Beauty companies will have to pay more to clean up microplastic pollution after EU negotiators struck a new deal to treat sewage.

Under draft rules that follow the “polluter pays principle,” companies that sell medicines and cosmetics will have to cover at least 80 percent of the extra costs needed to get rid of tiny pollutants that are dirtying urban wastewater. Governments will pay the rest, members of the bloc said, in an effort to prevent vital products from becoming too expensive or scarce.

Virginijus Sinkevičius, the bloc’s environment commissioner, said the steps would safeguard citizens from harmful discharges of pharmaceuticals and cosmetics that end up in water bodies. “This will make our water cleaner and protect our health.”

The rules, which have been agreed upon by the European parliament and council of Europe but not yet formally adopted, bulk up requirements to remove nutrients from water and set new standards for micropollutants. They also broaden the areas covered by the law.

By 2035 EU member states will have to remove organic matter from urban wastewater before releasing it into the environment in all communities with more than 1,000 people. By 2045 they will have to remove nitrogen and phosphorus in all treatment plants covering more than 10,000 people. They will also have to add an extra step to remove a “broad spectrum” of micropollutants, according to the European parliament.

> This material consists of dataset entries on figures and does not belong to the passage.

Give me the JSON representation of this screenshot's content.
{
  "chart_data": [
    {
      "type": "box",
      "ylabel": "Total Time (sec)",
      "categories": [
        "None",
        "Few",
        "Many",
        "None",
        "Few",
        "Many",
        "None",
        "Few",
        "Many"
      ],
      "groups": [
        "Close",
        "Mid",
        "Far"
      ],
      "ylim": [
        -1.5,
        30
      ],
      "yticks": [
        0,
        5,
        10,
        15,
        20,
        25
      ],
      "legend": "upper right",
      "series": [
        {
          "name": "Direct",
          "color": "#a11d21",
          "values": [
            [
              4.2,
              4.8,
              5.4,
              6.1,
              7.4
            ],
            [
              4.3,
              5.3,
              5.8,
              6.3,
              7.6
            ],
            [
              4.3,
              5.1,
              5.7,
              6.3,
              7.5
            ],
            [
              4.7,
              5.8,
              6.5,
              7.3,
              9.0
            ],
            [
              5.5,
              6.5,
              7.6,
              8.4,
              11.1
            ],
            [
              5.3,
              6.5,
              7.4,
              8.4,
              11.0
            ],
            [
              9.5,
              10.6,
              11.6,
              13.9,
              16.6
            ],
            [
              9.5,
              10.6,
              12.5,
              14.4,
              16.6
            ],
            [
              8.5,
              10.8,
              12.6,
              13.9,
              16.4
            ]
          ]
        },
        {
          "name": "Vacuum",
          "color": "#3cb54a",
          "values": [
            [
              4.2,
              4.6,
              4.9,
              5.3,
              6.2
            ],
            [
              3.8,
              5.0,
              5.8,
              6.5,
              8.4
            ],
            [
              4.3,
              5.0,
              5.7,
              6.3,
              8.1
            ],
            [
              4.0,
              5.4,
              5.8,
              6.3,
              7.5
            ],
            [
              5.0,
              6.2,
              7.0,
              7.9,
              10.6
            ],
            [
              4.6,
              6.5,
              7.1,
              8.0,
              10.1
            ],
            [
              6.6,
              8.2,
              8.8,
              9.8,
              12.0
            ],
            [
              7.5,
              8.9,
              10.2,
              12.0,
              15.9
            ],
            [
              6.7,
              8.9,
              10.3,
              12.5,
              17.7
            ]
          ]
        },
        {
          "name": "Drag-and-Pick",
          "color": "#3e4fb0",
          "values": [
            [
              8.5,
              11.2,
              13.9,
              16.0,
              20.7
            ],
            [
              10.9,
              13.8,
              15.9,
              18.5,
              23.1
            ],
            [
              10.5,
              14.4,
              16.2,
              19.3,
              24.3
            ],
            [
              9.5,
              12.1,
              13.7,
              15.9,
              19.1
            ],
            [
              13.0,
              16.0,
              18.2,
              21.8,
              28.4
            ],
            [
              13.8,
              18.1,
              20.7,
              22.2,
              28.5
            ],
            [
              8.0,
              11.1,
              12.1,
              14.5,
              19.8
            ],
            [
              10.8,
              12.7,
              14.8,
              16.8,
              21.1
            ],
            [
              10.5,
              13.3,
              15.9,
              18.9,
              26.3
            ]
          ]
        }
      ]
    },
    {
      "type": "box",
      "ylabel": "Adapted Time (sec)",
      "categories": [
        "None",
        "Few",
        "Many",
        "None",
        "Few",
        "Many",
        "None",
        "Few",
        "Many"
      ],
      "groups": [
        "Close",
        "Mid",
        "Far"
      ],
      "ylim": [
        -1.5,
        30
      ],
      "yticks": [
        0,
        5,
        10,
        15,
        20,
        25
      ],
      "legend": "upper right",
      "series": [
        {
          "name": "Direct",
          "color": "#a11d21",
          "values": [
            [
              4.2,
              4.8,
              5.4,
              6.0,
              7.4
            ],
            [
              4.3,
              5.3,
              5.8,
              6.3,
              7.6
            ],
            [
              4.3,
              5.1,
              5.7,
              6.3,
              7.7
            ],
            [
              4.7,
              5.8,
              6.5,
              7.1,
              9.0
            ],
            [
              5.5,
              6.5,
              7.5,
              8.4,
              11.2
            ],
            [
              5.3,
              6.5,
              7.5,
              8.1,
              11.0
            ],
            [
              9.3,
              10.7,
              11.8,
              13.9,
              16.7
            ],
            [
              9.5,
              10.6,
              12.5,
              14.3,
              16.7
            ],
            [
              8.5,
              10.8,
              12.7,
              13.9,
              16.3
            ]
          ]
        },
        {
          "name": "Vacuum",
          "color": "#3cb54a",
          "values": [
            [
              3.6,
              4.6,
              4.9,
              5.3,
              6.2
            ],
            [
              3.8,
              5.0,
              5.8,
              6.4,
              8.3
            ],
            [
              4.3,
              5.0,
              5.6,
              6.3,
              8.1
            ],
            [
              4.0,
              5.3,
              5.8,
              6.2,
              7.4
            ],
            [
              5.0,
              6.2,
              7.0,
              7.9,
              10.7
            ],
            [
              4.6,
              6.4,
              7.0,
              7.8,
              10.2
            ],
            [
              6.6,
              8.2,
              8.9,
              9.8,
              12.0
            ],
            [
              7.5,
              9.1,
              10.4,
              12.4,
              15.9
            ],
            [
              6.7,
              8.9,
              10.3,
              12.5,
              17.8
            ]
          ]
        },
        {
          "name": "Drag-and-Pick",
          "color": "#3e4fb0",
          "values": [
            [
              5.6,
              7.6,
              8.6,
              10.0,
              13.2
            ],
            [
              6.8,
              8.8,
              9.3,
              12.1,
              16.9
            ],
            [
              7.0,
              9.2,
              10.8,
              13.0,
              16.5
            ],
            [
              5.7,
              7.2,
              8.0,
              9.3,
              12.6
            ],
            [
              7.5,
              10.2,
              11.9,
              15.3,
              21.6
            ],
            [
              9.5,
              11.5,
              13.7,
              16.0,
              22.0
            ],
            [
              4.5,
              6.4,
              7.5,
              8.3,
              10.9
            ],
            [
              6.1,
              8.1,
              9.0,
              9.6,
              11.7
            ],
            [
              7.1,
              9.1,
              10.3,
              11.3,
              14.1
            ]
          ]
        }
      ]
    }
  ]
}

Governments will also have to monitor sewage for microplastics, “forever chemical” per- and polyfluoroalkyl substances and key health indicators like antimicrobial resistance.

But member states have been slow to enforce existing rules to treat sewage. Last month, the European Commission referred Spain to the European court of justice for failing to comply with existing wastewater rules in 225 communities.

Nils Torvalds, a Finnish MEP with the liberal Renew grouping who was in charge of the proposal, said: “The deal we reached today is a breakthrough for significantly improved water management and wastewater treatment standards in Europe, especially with new rules on removing micropollutants coming from medicines and personal care products. We have ensured that the impact of this legislation on the affordability of medicines will not be disproportionate.”

The agreement is set to increase the divide between environmental protection in the EU and UK since Brexit.